Speech codec by Qualcomm

Qualcomm code-excited linear prediction (QCELP), also known as Qualcomm PureVoice, is a speech codec developed in 1994 by Qualcomm to increase the speech quality of the IS-96A codec earlier used in CDMA networks. It was later replaced with EVRC to achieve better speech quality with fewer bits. The two versions, QCELP8 and QCELP13, operate at 8 and 13 kilobits per second (Kbit/s) respectively.
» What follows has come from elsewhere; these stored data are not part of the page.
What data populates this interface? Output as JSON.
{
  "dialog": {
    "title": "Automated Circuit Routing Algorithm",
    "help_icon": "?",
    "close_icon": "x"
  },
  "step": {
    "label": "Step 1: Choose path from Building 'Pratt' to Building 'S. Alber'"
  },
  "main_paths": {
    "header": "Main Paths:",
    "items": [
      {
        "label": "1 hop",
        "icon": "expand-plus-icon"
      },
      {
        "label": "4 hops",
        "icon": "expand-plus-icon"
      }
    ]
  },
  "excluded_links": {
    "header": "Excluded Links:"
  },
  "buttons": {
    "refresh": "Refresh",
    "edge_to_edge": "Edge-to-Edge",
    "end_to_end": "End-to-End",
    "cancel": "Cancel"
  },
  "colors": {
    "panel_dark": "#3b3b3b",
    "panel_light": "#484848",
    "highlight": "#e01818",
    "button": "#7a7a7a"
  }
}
In CDMA systems, a QCELP vocoder converts a sound signal into a signal transmissible within a circuit. In wired systems, voice signals are generally sampled at 8 kHz (that is, 8,000 sample values per second) and then encoded by 8-bit quantization for each sample value. Such a system transmits at 64 kbit/s, an expensive rate in a wireless system. A QCELP vocoder with variable rates can reduce the rate enough to fit a wireless system by coding the information more efficiently. In particular, it can change its own coding rates based on the speaker's volume or pitch; a louder or higher-pitched voice requires a higher rate.